Selon la Cour d’appel de Gand, l’interdiction des ventes à perte contenue dans l’article 101 de la loi du 6 avril 2010 relative aux pratiques du marché et à la protection des consommateurs (LPMC) est contraire à la Directive 2005/29/CE relative aux pratiques commerciales déloyales1 . Dès lors, l’interdiction des ventes à perte est considérée comme illégale et ne trouve pas à s’appliquer. Ceci étant, les discussions sont susceptibles de se prolonger dans la mesure où la future loi relative aux pratiques du marché tente de remédier à cette situation.

  1. Arrêt de la Cour d’appel de Gand

Notre bulletin d’information de janvier 2013 relatait la décision rendue le 27 juin 2012 par le président du Tribunal de commerce de Gand, laquelle mettait en doute la légalité de l’interdiction belge en matière de ventes à perte reprise à l’article 101 LPMC2 . Le juge gantois avait d’ailleurs posé une question préjudicielle à cet égard à la Cour de justice de l’Union européenne. Celle-ci avait estimé, par Ordonnance du 7 mars 20133 , que l’interdiction des ventes à perte était contraire au droit communautaire, et plus précisément à la Directive relative aux pratiques commerciales déloyales, pour autant que cette interdiction poursuive des finalités tenant à la protection des consommateurs.4 

Le nouvel arrêt de la Cour d’appel de Gand du 16 décembre 2013 confirme que ladite interdiction est contraire à la Directive relative aux pratiques commerciales déloyales et, partant, ne trouve pas à s’appliquer. Cet arrêt constitue désormais un précédent important.

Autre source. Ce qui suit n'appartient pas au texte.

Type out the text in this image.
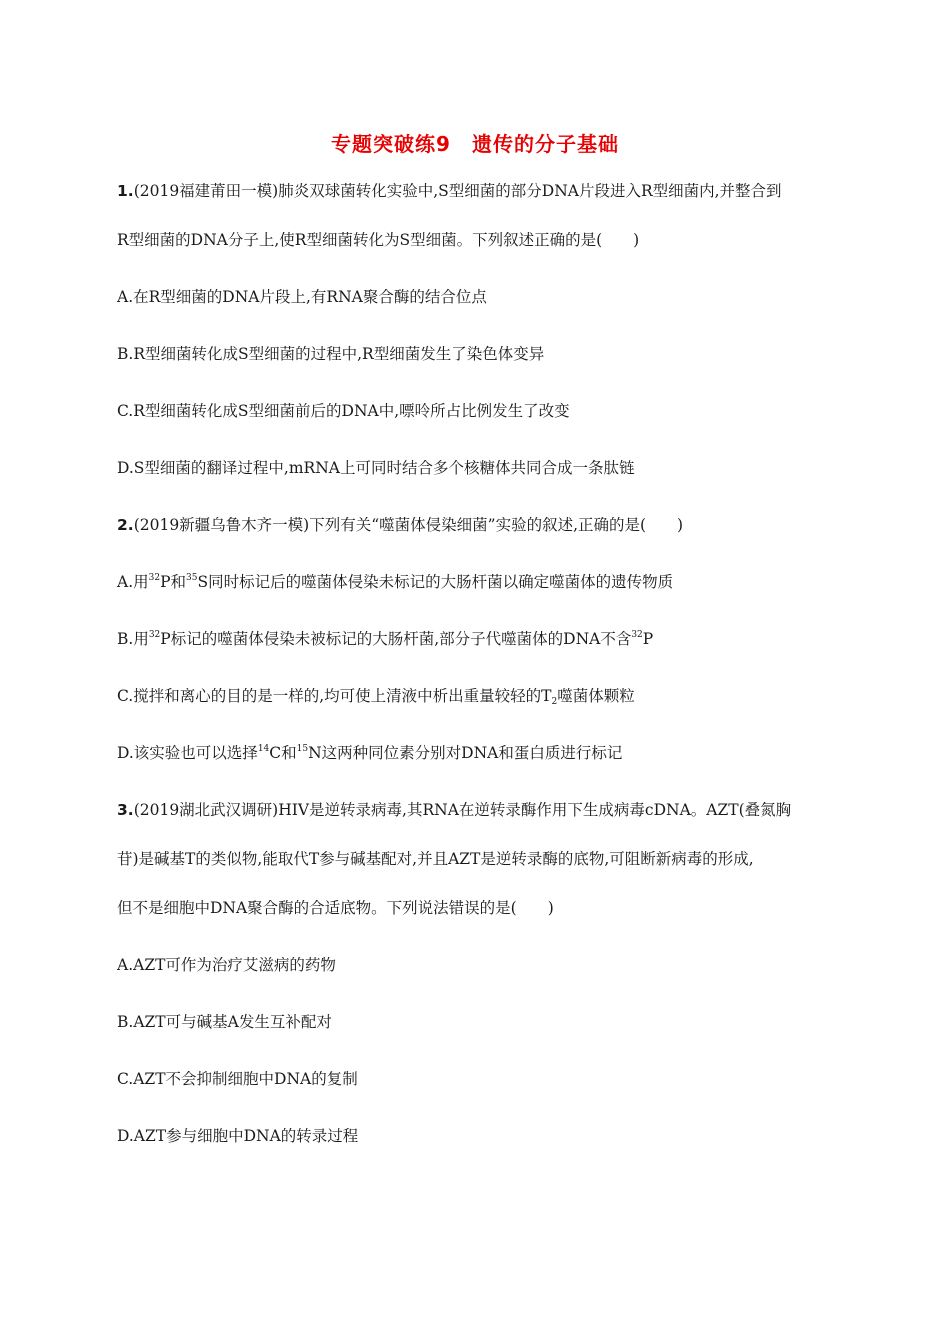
专题突破练9　遗传的分子基础
1.(2019福建莆田一模)肺炎双球菌转化实验中,S型细菌的部分DNA片段进入R型细菌内,并整合到
R型细菌的DNA分子上,使R型细菌转化为S型细菌。下列叙述正确的是(　　)
A.在R型细菌的DNA片段上,有RNA聚合酶的结合位点
B.R型细菌转化成S型细菌的过程中,R型细菌发生了染色体变异
C.R型细菌转化成S型细菌前后的DNA中,嘌呤所占比例发生了改变
D.S型细菌的翻译过程中,mRNA上可同时结合多个核糖体共同合成一条肽链
2.(2019新疆乌鲁木齐一模)下列有关“噬菌体侵染细菌”实验的叙述,正确的是(　　)
A.用$^{32}$P和$^{35}$S同时标记后的噬菌体侵染未标记的大肠杆菌以确定噬菌体的遗传物质
B.用$^{32}$P标记的噬菌体侵染未被标记的大肠杆菌,部分子代噬菌体的DNA不含$^{32}$P
C.搅拌和离心的目的是一样的,均可使上清液中析出重量较轻的$T_2$噬菌体颗粒
D.该实验也可以选择$^{14}$C和$^{15}$N这两种同位素分别对DNA和蛋白质进行标记
3.(2019湖北武汉调研)HIV是逆转录病毒,其RNA在逆转录酶作用下生成病毒cDNA。AZT(叠氮胸
苷)是碱基T的类似物,能取代T参与碱基配对,并且AZT是逆转录酶的底物,可阻断新病毒的形成,
但不是细胞中DNA聚合酶的合适底物。下列说法错误的是(　　)
A.AZT可作为治疗艾滋病的药物
B.AZT可与碱基A发生互补配对
C.AZT不会抑制细胞中DNA的复制
D.AZT参与细胞中DNA的转录过程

La Cour reconnaît que l’interdiction des ventes à perte trouve son fondement dans la volonté de protéger ceux qui ne peuvent se permettre de vendre des biens à perte pour certaines raisons financières et, ainsi, de ne pas porter atteinte au nombre d’acteurs sur le marché. L’article 101 LPMC vise, ce faisant, à protéger les intérêts économiques des commerçants existants. Dans le même temps, la Cour souligne que la disposition a une fonction protectionnelle à l’égard des consommateurs. Le législateur souhaiterait ainsi éviter que « le consommateur ne devienne tributaire d’un nombre réduit d’acteurs sur le marché litigieux…ce qui susciterait la crainte que ces « acteurs restants », après avoir proposé des premières ventes (à perte) importantes, fixent ensuite des prix trop élevés » (traduction libre).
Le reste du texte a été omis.